Leandro Gomes de Barros, morto há cem anos, é o poeta-síntese da literatura de cordel brasileira. |
A história da literatura de
cordel ou, mais especificamente, a história da editoração do corpus que viria
ser denominado literatura de cordel, no Brasil, é cheia de percalços. Sabe-se
que, antes da aventura editorial de Leandro Gomes de Barros, paraibano que
migrou para Pernambuco, e se valeu dos recursos da imprensa para popularizar os
textos poéticos escritos por ele ou por amigos próximos, os romances circulavam
em manuscritos ou faziam parte do amplo repertório das poéticas orais do
Nordeste. Sem autoria conhecida, ou mesmo atribuída, estas narrativas épicas,
líricas ou picarescas se misturavam aos velhos romances ibéricos, como Juliana e D. Jorge, O cego, D. Barão, Silvaninha ou D. Claros de Montealbar, ou aos romances da gesta do gado, com
barbatões endemoninhados e vaqueiros intrépidos. Sem contar os romances
trágicos, ligados muitas vezes ao ciclo do cangaço, envolvendo figuras
lendárias, como o valente Vilela, ou reais, mas deturpadas pela imaginação
popular, como Lucas da Feira, Zé do Vale, José Gomes, o Cabeleira, e Jesuíno
Brilhante, populares até as primeiras décadas do século XX.
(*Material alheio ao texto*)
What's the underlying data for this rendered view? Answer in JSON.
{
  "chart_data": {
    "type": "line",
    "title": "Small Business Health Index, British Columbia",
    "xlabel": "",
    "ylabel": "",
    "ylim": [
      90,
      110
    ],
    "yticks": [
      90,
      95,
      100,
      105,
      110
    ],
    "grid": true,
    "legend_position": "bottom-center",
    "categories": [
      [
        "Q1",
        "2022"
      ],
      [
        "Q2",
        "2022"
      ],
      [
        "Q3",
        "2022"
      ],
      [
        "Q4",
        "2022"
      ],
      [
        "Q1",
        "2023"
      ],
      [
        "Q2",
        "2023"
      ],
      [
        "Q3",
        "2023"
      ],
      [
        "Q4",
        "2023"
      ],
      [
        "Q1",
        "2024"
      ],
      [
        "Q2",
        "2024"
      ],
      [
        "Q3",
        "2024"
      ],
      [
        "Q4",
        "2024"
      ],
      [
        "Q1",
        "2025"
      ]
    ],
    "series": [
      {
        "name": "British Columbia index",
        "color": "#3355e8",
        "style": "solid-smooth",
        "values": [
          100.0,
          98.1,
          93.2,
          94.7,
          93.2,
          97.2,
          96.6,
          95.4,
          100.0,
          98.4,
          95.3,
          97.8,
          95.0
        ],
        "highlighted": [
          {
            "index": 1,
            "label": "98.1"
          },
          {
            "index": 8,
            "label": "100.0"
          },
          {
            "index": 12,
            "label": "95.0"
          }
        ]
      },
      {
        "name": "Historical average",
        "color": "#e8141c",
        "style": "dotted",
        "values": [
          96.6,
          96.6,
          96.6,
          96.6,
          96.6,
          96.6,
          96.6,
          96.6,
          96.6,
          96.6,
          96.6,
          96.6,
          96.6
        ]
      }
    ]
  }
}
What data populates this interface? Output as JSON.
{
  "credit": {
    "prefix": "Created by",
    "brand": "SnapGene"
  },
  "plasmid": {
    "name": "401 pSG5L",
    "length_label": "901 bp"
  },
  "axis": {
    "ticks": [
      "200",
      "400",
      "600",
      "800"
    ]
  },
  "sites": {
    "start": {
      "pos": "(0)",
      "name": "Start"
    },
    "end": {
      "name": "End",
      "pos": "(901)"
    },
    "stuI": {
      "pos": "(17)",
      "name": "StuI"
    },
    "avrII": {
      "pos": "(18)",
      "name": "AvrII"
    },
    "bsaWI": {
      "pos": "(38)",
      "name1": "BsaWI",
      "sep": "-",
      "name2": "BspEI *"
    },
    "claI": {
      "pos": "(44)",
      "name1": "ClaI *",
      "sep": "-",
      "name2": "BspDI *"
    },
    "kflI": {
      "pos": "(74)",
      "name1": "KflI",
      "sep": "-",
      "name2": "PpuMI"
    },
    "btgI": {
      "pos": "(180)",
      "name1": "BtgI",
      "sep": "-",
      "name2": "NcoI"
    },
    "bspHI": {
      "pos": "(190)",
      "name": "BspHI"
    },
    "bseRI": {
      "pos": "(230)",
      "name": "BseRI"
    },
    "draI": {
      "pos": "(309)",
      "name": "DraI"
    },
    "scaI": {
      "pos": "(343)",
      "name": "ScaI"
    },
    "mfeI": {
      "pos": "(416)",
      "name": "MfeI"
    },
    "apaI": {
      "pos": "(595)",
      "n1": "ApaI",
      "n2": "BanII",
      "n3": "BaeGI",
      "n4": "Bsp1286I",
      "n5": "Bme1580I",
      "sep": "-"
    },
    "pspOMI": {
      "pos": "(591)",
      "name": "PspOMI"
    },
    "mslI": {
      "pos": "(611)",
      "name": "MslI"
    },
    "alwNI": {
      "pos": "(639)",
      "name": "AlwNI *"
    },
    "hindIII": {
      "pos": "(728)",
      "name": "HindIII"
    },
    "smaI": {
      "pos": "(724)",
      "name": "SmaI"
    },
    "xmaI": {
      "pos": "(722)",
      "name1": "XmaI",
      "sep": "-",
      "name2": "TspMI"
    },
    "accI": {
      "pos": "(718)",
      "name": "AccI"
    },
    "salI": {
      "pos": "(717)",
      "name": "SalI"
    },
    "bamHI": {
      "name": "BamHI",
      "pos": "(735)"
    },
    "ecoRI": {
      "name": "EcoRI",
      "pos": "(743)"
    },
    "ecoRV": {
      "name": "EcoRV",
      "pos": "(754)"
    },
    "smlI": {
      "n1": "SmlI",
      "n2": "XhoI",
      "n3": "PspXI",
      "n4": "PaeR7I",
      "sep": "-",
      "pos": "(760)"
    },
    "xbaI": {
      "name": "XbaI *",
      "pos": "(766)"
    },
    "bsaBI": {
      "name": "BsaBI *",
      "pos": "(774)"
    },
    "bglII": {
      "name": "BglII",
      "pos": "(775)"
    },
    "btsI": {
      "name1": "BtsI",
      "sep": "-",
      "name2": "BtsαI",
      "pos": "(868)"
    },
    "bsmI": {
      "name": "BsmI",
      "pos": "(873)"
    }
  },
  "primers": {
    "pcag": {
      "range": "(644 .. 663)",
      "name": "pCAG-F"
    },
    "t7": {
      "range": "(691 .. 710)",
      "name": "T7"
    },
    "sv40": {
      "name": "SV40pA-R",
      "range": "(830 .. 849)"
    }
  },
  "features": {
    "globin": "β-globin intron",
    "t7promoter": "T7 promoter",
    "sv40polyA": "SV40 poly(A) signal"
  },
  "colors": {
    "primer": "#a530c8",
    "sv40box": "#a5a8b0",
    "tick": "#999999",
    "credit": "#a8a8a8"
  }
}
A contribuição de Leandro Gomes
de Barros, que, além de grande poeta, foi, ao lado de Francisco das Chagas
Batista, seu compadre e amigo mais próximo, editor pioneiro, é tão grande, que
podemos chamá-lo, sem chances de erro, de poeta-ponte. Não foi o primeiro autor
de cordel do Nordeste, nem o mais prolífico, mas foi a partir dele que o gênero
se estabeleceu em sua amplitude temática e como atividade editorial consistente
e tocada com profissionalismo. João Martins de Athayde que, de certa forma, o
sucedeu, ao adquirir o seu espólio em 1921, consolidou-se como um editor
obstinado, ampliando o catálogo de sua tipografia de modo substancial, e pondo
fim à forma como os cordéis, até então, eram publicados por Leandro: inacabados
e, a depender de sua extensão, publicados em dois ou mais folhetos, em
companhia de outras histórias.
Afirmar que, sem Leandro, o
cordel no Brasil não existiria é uma grosseira mistificação, um disparate. Um
desrespeito com outros autores editores contemporâneos, a exemplo do próprio
Chagas Batista. Mas o cordel, como o conhecemos, deve muito ao bardo paraibano
que, faço sempre questão de frisar, nunca foi um demiurgo, e sim um desbravador
que fez de uma seara inculta um celeiro abarrotado de versos-sementes. Sementes
que ainda nos nutrem e nos sustentam.